Рубен Фрай слушал, забрезжил рассвет, утро уступало место дню. Он видел перед собой своего сына и тот длинный коридор с рядом камер.

Джон сидел там и ждал — каждый день, каждую неделю, каждый месяц, когда же оборвется его жизнь, ждал смерти, которая быстро приближалась.

— Я уже тогда решил. В тот первый раз. Что все — хватит: я не могу распоряжаться жизнью и смертью, я больше в этом не участвую. Так что, когда настал черед следующей казни, я взял больничный, и с тех пор поступал так каждый раз.

Последние мили они проехали в сероватом рассвете, контуры Колумбуса показались рано. Что-то между полумиллионом и миллионом жителей, один из самых больших городов в Огайо, центр штата, где можно найти работу. Многие вот так ездили ежедневно по десять миль туда и обратно из Маркусвилла.

Парковка перед больницей «Здоровье Огайо» была уже полностью занята. Вернон сделал два круга, прежде чем заметил женщину, которая неторопливо направлялась к своему автомобилю, — когда она уехала, он поспешил занять ее место, но подъехал к освободившемуся пространству одновременно со внушительных размеров джипом. Они остановились лоб в лоб, и Вернон зло уставился на водителя, в конце концов тот уступил, но, отъезжая, поднял средний палец.

— Столько лет, Рубен! Все эти убийцы, я всяких навидался.

Они продолжали сидеть в машине, Вернон хотел договорить и был уверен, что Рубен захочет дослушать.

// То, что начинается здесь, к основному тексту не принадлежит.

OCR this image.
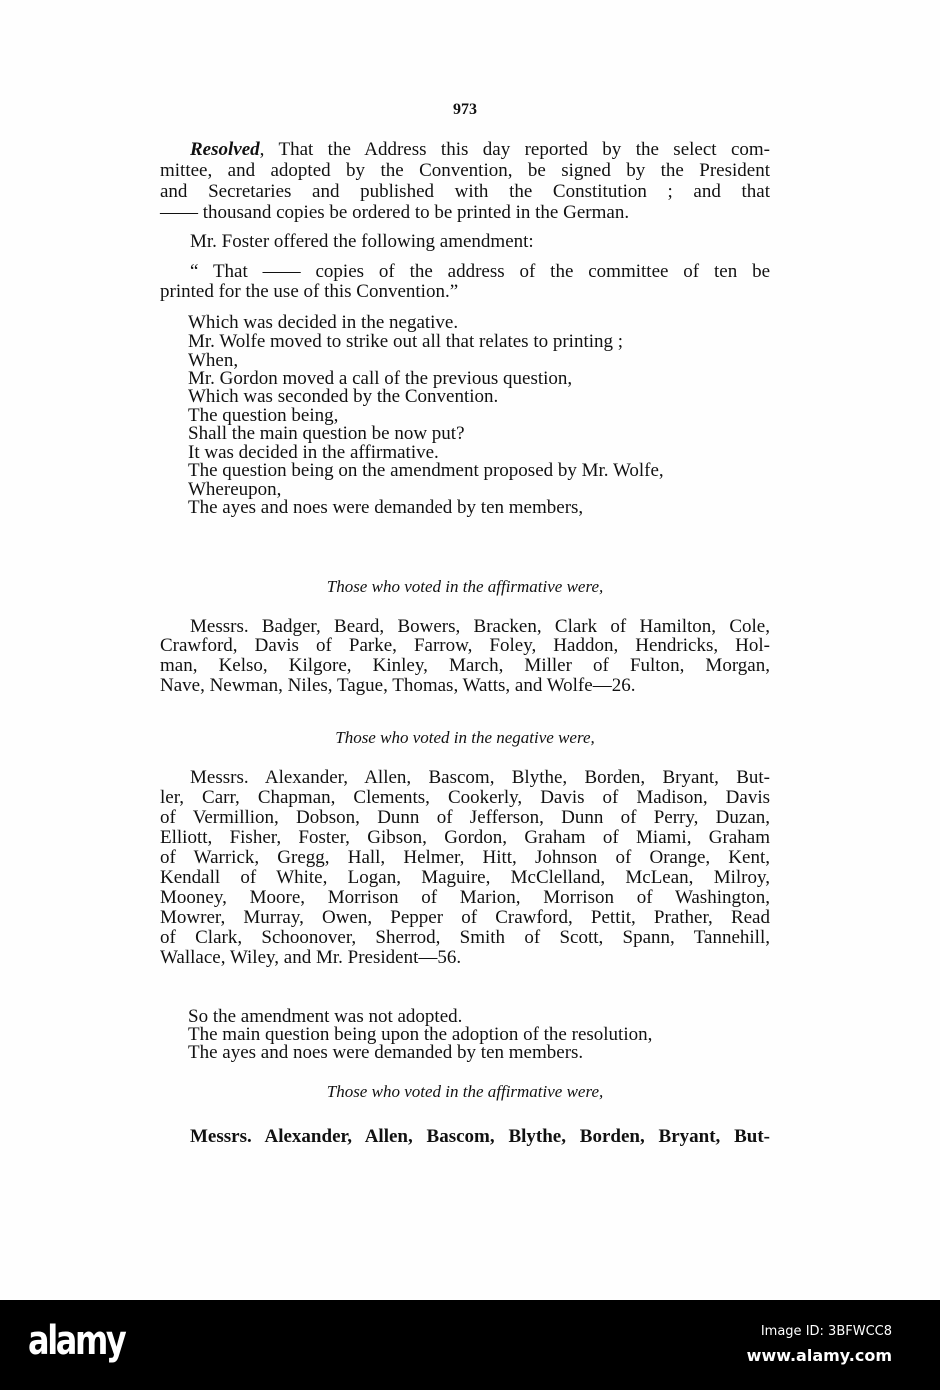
973
Resolved, That the Address this day reported by the select com-
mittee, and adopted by the Convention, be signed by the President
and Secretaries and published with the Constitution ; and that
—— thousand copies be ordered to be printed in the German.
Mr. Foster offered the following amendment:
“ That —— copies of the address of the committee of ten be
printed for the use of this Convention.”
Which was decided in the negative.
Mr. Wolfe moved to strike out all that relates to printing ;
When,
Mr. Gordon moved a call of the previous question,
Which was seconded by the Convention.
The question being,
Shall the main question be now put?
It was decided in the affirmative.
The question being on the amendment proposed by Mr. Wolfe,
Whereupon,
The ayes and noes were demanded by ten members,
Those who voted in the affirmative were,
Messrs. Badger, Beard, Bowers, Bracken, Clark of Hamilton, Cole,
Crawford, Davis of Parke, Farrow, Foley, Haddon, Hendricks, Hol-
man, Kelso, Kilgore, Kinley, March, Miller of Fulton, Morgan,
Nave, Newman, Niles, Tague, Thomas, Watts, and Wolfe—26.
Those who voted in the negative were,
Messrs. Alexander, Allen, Bascom, Blythe, Borden, Bryant, But-
ler, Carr, Chapman, Clements, Cookerly, Davis of Madison, Davis
of Vermillion, Dobson, Dunn of Jefferson, Dunn of Perry, Duzan,
Elliott, Fisher, Foster, Gibson, Gordon, Graham of Miami, Graham
of Warrick, Gregg, Hall, Helmer, Hitt, Johnson of Orange, Kent,
Kendall of White, Logan, Maguire, McClelland, McLean, Milroy,
Mooney, Moore, Morrison of Marion, Morrison of Washington,
Mowrer, Murray, Owen, Pepper of Crawford, Pettit, Prather, Read
of Clark, Schoonover, Sherrod, Smith of Scott, Spann, Tannehill,
Wallace, Wiley, and Mr. President—56.
So the amendment was not adopted.
The main question being upon the adoption of the resolution,
The ayes and noes were demanded by ten members.
Those who voted in the affirmative were,
Messrs. Alexander, Allen, Bascom, Blythe, Borden, Bryant, But-
alamy	Image ID: 3BFWCC8
www.alamy.com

— Я знаю, как они выглядят. Знаю, как себя ведут, что думают. Как те, кто виновен, смотрят на меня. Я знаю, что Джон невиновен. Рубен, я совершенно в этом уверен. Иначе бы я сюда сегодня не приехал.

Вернон уже несколько раз бывал здесь. Он уверенно вошел в двери главного входа, прошел мимо стойки справочной — к лифтам, которые соединяли девятый этаж с остальным зданием. Они стояли в лифте рядом друг с другом перед двумя большими зеркалами, от которых было не скрыться. Вернон — высокий, редкие волосы зачесаны поперек макушки, и Рубен — низенький, тридцать-сорок кило лишнего веса.

— Вот так, Рубен. Исследования, несколько штук по всему миру, показали, что два, а может, и три процента из тех, кто сидит в тюрьме, осуждены ошибочно. Собственно говоря, приговорены не за то преступление или вообще невиновны. Некоторые криминалисты утверждают, что таких еще больше. И Джон, твой Джон, я уверен, так же, как и ты, что он — один из них.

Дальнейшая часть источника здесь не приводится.